Food for Health

 

Date of this Version

3-1-2012

Document Type

Article

Citation

J Immunol. 2011 March 1; 186(5): 2950–2958. doi:10.4049/jimmunol.1003150.

Abstract

Molecular mimicry between foreign and self antigens is a mechanism of T cell receptor cross reactivity and is thought to contribute to the development of autoimmunity. The αβ TCR A6 recognizes the foreign antigen Tax from the virus HTLV-1 when presented by the class I MHC HLA-A2. In a possible link with the autoimmune disease HAM/TSP, A6 also recognizes a self peptide from the neuronal protein HuD in the context of HLA-A2. We found here that the complexes of the HuD and Tax epitopes with HLA-A2 are close but imperfect structural mimics, and that in contrast with other recent structures of TCRs with self antigens, A6 engages the HuD antigen with the same traditional binding mode used to engage Tax.

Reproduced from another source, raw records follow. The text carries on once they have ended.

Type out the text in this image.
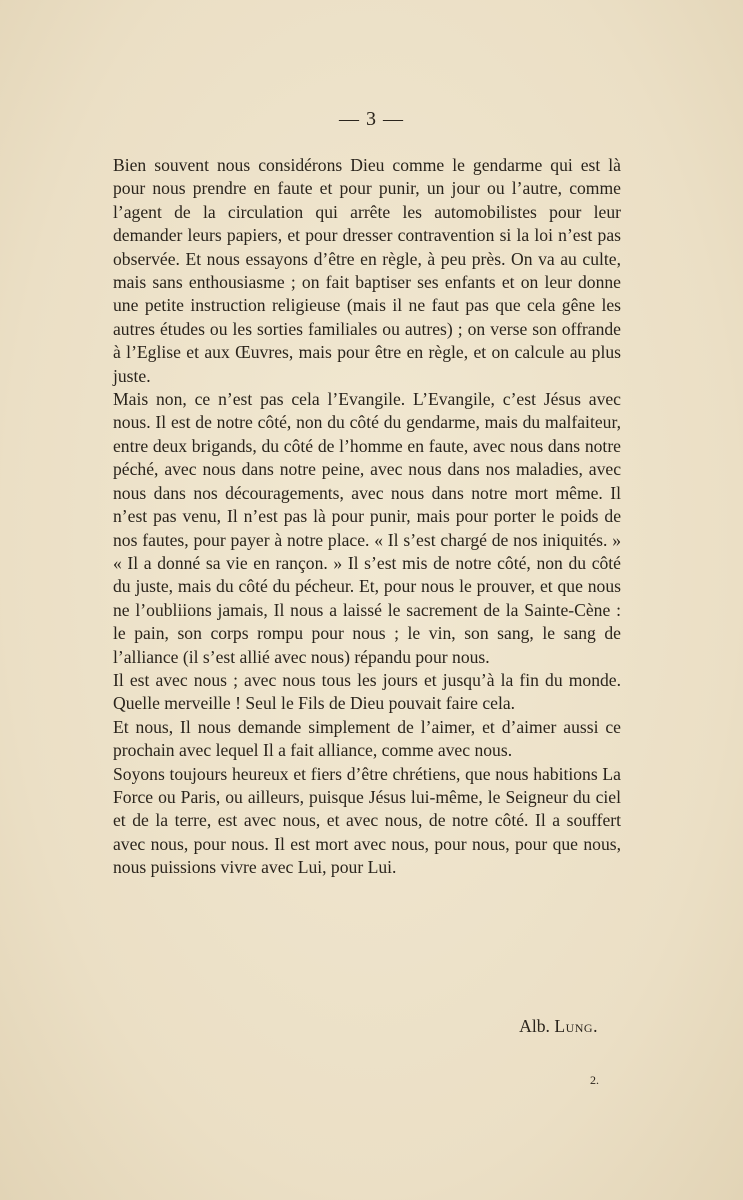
— 3 —

Bien souvent nous considérons Dieu comme le gendarme qui est là pour nous prendre en faute et pour punir, un jour ou l’autre, comme l’agent de la circulation qui arrête les automobilistes pour leur demander leurs papiers, et pour dresser contravention si la loi n’est pas observée. Et nous essayons d’être en règle, à peu près. On va au culte, mais sans enthousiasme ; on fait baptiser ses enfants et on leur donne une petite instruction religieuse (mais il ne faut pas que cela gêne les autres études ou les sorties familiales ou autres) ; on verse son offrande à l’Eglise et aux Œuvres, mais pour être en règle, et on calcule au plus juste.

Mais non, ce n’est pas cela l’Evangile. L’Evangile, c’est Jésus avec nous. Il est de notre côté, non du côté du gendarme, mais du malfaiteur, entre deux brigands, du côté de l’homme en faute, avec nous dans notre péché, avec nous dans notre peine, avec nous dans nos maladies, avec nous dans nos découragements, avec nous dans notre mort même. Il n’est pas venu, Il n’est pas là pour punir, mais pour porter le poids de nos fautes, pour payer à notre place. « Il s’est chargé de nos iniquités. » « Il a donné sa vie en rançon. » Il s’est mis de notre côté, non du côté du juste, mais du côté du pécheur. Et, pour nous le prouver, et que nous ne l’oubliions jamais, Il nous a laissé le sacrement de la Sainte-Cène : le pain, son corps rompu pour nous ; le vin, son sang, le sang de l’alliance (il s’est allié avec nous) répandu pour nous.

Il est avec nous ; avec nous tous les jours et jusqu’à la fin du monde. Quelle merveille ! Seul le Fils de Dieu pouvait faire cela.

Et nous, Il nous demande simplement de l’aimer, et d’aimer aussi ce prochain avec lequel Il a fait alliance, comme avec nous.

Soyons toujours heureux et fiers d’être chrétiens, que nous habitions La Force ou Paris, ou ailleurs, puisque Jésus lui-même, le Seigneur du ciel et de la terre, est avec nous, et avec nous, de notre côté. Il a souffert avec nous, pour nous. Il est mort avec nous, pour nous, pour que nous, nous puissions vivre avec Lui, pour Lui.

Alb. Lung.
2.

Although peptide and MHC conformational changes are needed for recognition of HuD but not Tax and the difference of a single hydroxyl triggers an altered TCR loop conformation, TCR affinity towards HuD is still within the range believed to result in negative selection. Probing further, we found that the HuD/ HLA-A2 complex is only weakly stable. Overall, these findings help clarify how molecular mimicry can drive self/non-self cross-reactivity and illustrate how low peptide/MHC stability can permit the survival of T cells expressing self-reactive TCRs that nonetheless bind with a traditional binding mode.